Summary
On October 29, 2012, the ICIR hosted the 3rd Talk on Insurance and Regulation. The ICIR had the honor to welcome Dr. Elke König as the guest speaker, who is the President of the German Federal Financial Supervisory Authority (BaFin). The topic of her talk was: “Critical Comments on Solvency II”.
Before addressing the “critical comments”, Dr. König emphasized that Solvency II as a principles-based regulatory regime, being founded on market-consistent valuation, is the right approach to be adapted. It is by far superior to the present Solvency I rules book.
However, the implementation of Solvency II has been repeatedly delayed. Dr. König said that it might not be before 2016 that Solvency II will be introduced. However, she indicated that parts of the book can be carried out in advance. In particular she suggests that the “Own Risk Solvency Assessment” (ORSA), which is the core of the second pillar of Solvency II, could become mandatory even before the official introduction of Solvency II. This would allow for a smooth phasing-in, rather than a big-bang-introduction.
Another important issue which Dr. König raised is that certain “backstops” may become necessary in addition to the principle-based rules of Solvency II. She explained that such “backstops” could be some few, but strict strategic rules which would help supervisors to control risks more easily. For example, such a “backstop” could be a simple equity capital to premium income-ratio that must be maintained (similar to present Solvency I-capital requirements).
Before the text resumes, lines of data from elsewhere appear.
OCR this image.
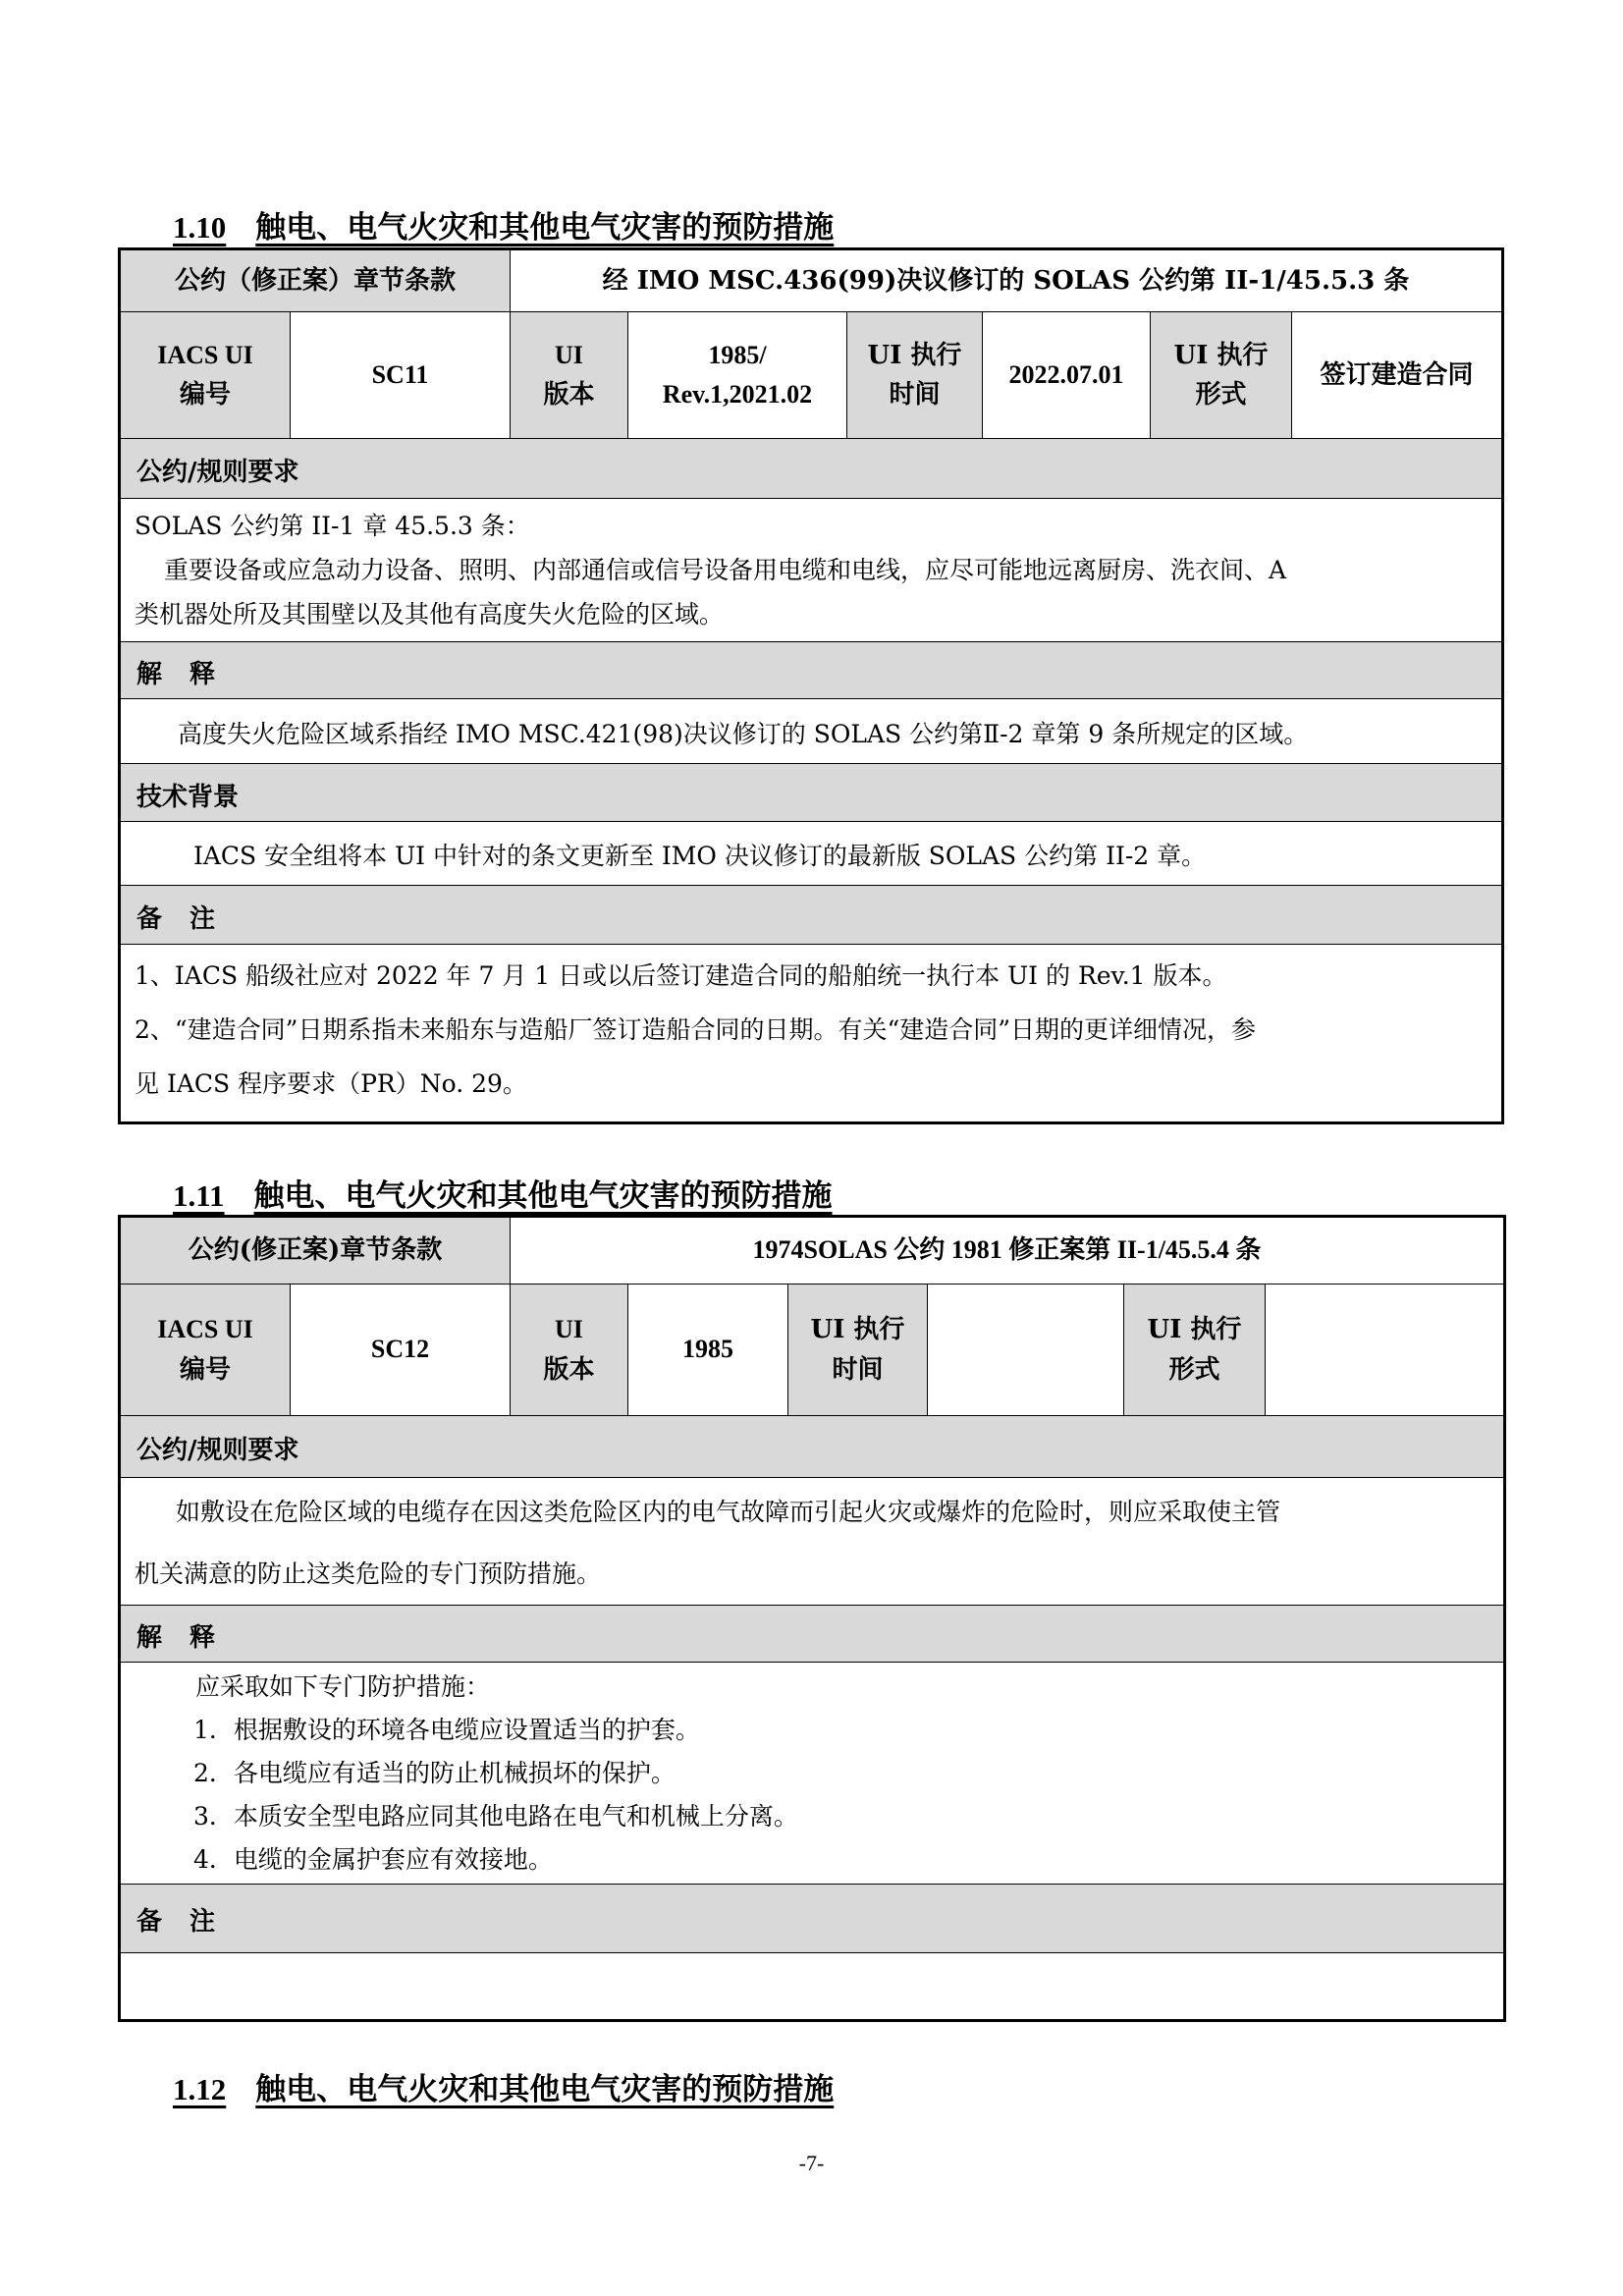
1.10 触电、电气火灾和其他电气灾害的预防措施
公约（修正案）章节条款	经 IMO MSC.436(99)决议修订的 SOLAS 公约第 II-1/45.5.3 条
IACS UI
编号
SC11
UI
版本
1985/
Rev.1,2021.02
UI 执行
时间
2022.07.01
UI 执行
形式
签订建造合同
公约/规则要求
SOLAS 公约第 II-1 章 45.5.3 条：
重要设备或应急动力设备、照明、内部通信或信号设备用电缆和电线，应尽可能地远离厨房、洗衣间、A
类机器处所及其围壁以及其他有高度失火危险的区域。
解释
高度失火危险区域系指经 IMO MSC.421(98)决议修订的 SOLAS 公约第Ⅱ-2 章第 9 条所规定的区域。
技术背景
IACS 安全组将本 UI 中针对的条文更新至 IMO 决议修订的最新版 SOLAS 公约第 II-2 章。
备注
1、IACS 船级社应对 2022 年 7 月 1 日或以后签订建造合同的船舶统一执行本 UI 的 Rev.1 版本。
2、“建造合同”日期系指未来船东与造船厂签订造船合同的日期。有关“建造合同”日期的更详细情况，参
见 IACS 程序要求（PR）No. 29。
1.11 触电、电气火灾和其他电气灾害的预防措施
公约(修正案)章节条款	1974SOLAS 公约 1981 修正案第 II-1/45.5.4 条
IACS UI
编号
SC12
UI
版本
1985
UI 执行
时间
UI 执行
形式
公约/规则要求
如敷设在危险区域的电缆存在因这类危险区内的电气故障而引起火灾或爆炸的危险时，则应采取使主管
机关满意的防止这类危险的专门预防措施。
解释
应采取如下专门防护措施：
1．根据敷设的环境各电缆应设置适当的护套。
2．各电缆应有适当的防止机械损坏的保护。
3．本质安全型电路应同其他电路在电气和机械上分离。
4．电缆的金属护套应有效接地。
备注
1.12 触电、电气火灾和其他电气灾害的预防措施
-7-
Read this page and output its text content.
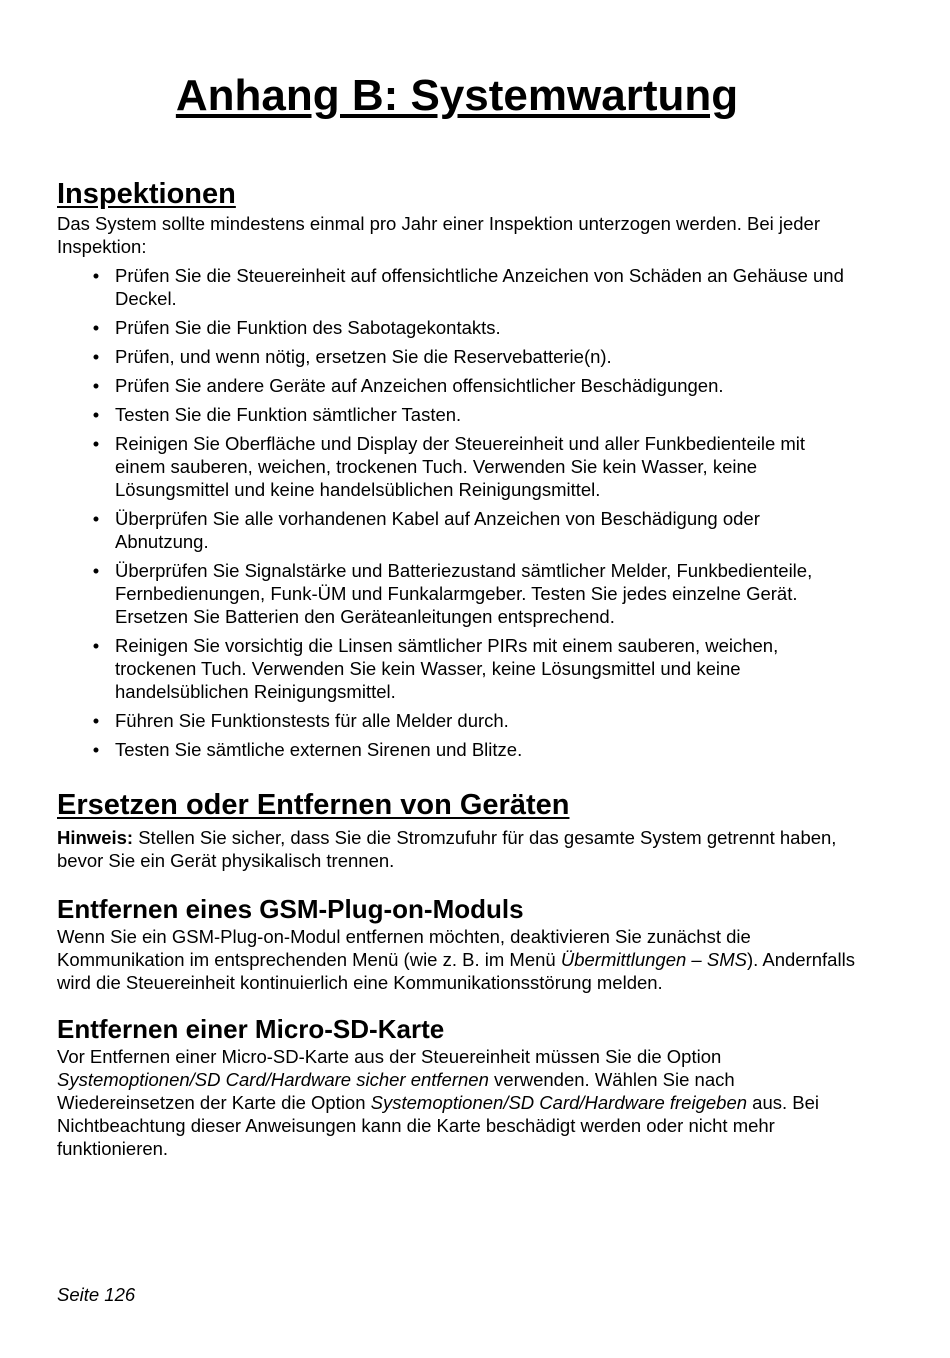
Anhang B: Systemwartung
Inspektionen

Das System sollte mindestens einmal pro Jahr einer Inspektion unterzogen werden. Bei jeder Inspektion:

• Prüfen Sie die Steuereinheit auf offensichtliche Anzeichen von Schäden an Gehäuse und Deckel.
• Prüfen Sie die Funktion des Sabotagekontakts.
• Prüfen, und wenn nötig, ersetzen Sie die Reservebatterie(n).
• Prüfen Sie andere Geräte auf Anzeichen offensichtlicher Beschädigungen.
• Testen Sie die Funktion sämtlicher Tasten.
• Reinigen Sie Oberfläche und Display der Steuereinheit und aller Funkbedienteile mit einem sauberen, weichen, trockenen Tuch. Verwenden Sie kein Wasser, keine Lösungsmittel und keine handelsüblichen Reinigungsmittel.
• Überprüfen Sie alle vorhandenen Kabel auf Anzeichen von Beschädigung oder Abnutzung.
• Überprüfen Sie Signalstärke und Batteriezustand sämtlicher Melder, Funkbedienteile, Fernbedienungen, Funk-ÜM und Funkalarmgeber. Testen Sie jedes einzelne Gerät. Ersetzen Sie Batterien den Geräteanleitungen entsprechend.
• Reinigen Sie vorsichtig die Linsen sämtlicher PIRs mit einem sauberen, weichen, trockenen Tuch. Verwenden Sie kein Wasser, keine Lösungsmittel und keine handelsüblichen Reinigungsmittel.
• Führen Sie Funktionstests für alle Melder durch.
• Testen Sie sämtliche externen Sirenen und Blitze.
Ersetzen oder Entfernen von Geräten

Hinweis: Stellen Sie sicher, dass Sie die Stromzufuhr für das gesamte System getrennt haben, bevor Sie ein Gerät physikalisch trennen.

Entfernen eines GSM-Plug-on-Moduls

Wenn Sie ein GSM-Plug-on-Modul entfernen möchten, deaktivieren Sie zunächst die Kommunikation im entsprechenden Menü (wie z. B. im Menü Übermittlungen – SMS). Andernfalls wird die Steuereinheit kontinuierlich eine Kommunikationsstörung melden.

Entfernen einer Micro-SD-Karte

Vor Entfernen einer Micro-SD-Karte aus der Steuereinheit müssen Sie die Option Systemoptionen/SD Card/Hardware sicher entfernen verwenden. Wählen Sie nach Wiedereinsetzen der Karte die Option Systemoptionen/SD Card/Hardware freigeben aus. Bei Nichtbeachtung dieser Anweisungen kann die Karte beschädigt werden oder nicht mehr funktionieren.

Seite 126
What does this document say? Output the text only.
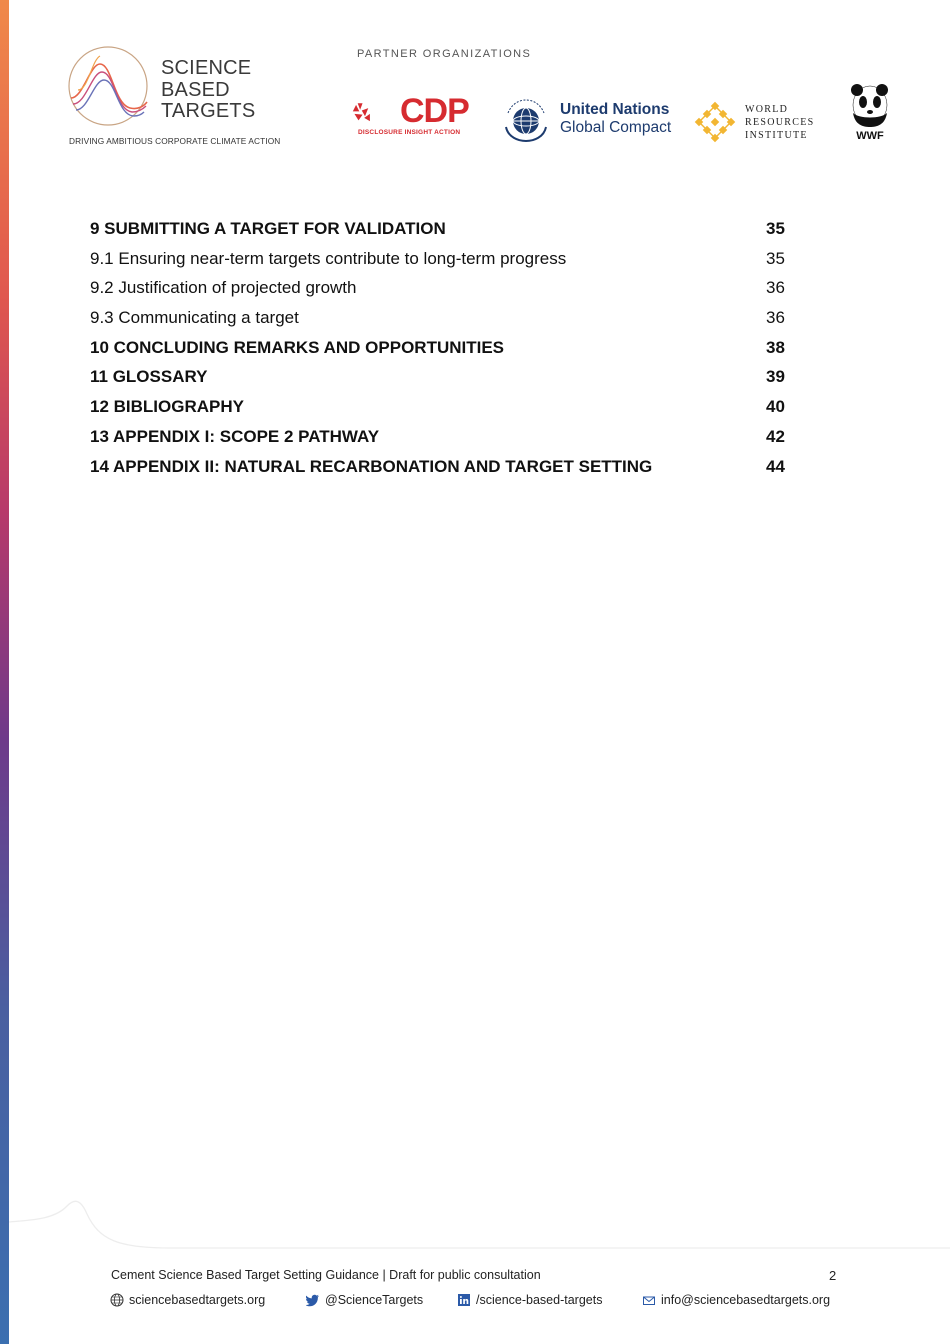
SCIENCE
BASED
TARGETS
DRIVING AMBITIOUS CORPORATE CLIMATE ACTION
PARTNER ORGANIZATIONS
CDP
DISCLOSURE INSIGHT ACTION
United Nations
Global Compact
WORLD
RESOURCES
INSTITUTE	WWF
9 SUBMITTING A TARGET FOR VALIDATION	35
9.1 Ensuring near-term targets contribute to long-term progress	35
9.2 Justification of projected growth	36
9.3 Communicating a target	36
10 CONCLUDING REMARKS AND OPPORTUNITIES	38
11 GLOSSARY	39
12 BIBLIOGRAPHY	40
13 APPENDIX I: SCOPE 2 PATHWAY	42
14 APPENDIX II: NATURAL RECARBONATION AND TARGET SETTING	44
Cement Science Based Target Setting Guidance | Draft for public consultation	2
sciencebasedtargets.org	@ScienceTargets	/science-based-targets	info@sciencebasedtargets.org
Regarding the previous quantitative impact studies of Solvency II, she remarked that their problem was that they all referred to different stages of the Solvency II development. What is needed are consecutive impact studies based on the same defined Solvency II-standard. The time until Solvency II will be introduced can be gainfully spent on carrying out such studies. They can help to obtain information on how well the insurance industry is prepared for the new regulation. In addition, supervisors can use these studies as a toolbox to help draw their conclusions.
In her talk, Dr. König also addressed the issue of long-term-guarantees in the prevailing low-interest-rate phase. The currently discussed “matching adjustment”, which allows for higher interest rates for discounting illiquid liabilities in the Solvency II-balance sheet, is a first important step for the life insurance industry to cope with the low interest rate problem. As for the “countercyclical premium”, Dr. König sees a difficulty in the fact that for its introduction EIOPA would first have to proclaim a “crisis time” which could send a detrimental signal to the markets. She said that adjusting the measurement of risks would, of course, not change the real-world environment for the industry.
With regard to the industry, Dr. König emphasized the importance of a well-functioning enterprise risk management and of internal control measures. Companies should not hesitate to set up a multi-year forward projection on their solvency situation. Based on that they could make strategic decisions on their equity capital endowment before the Solvency II rules come into force.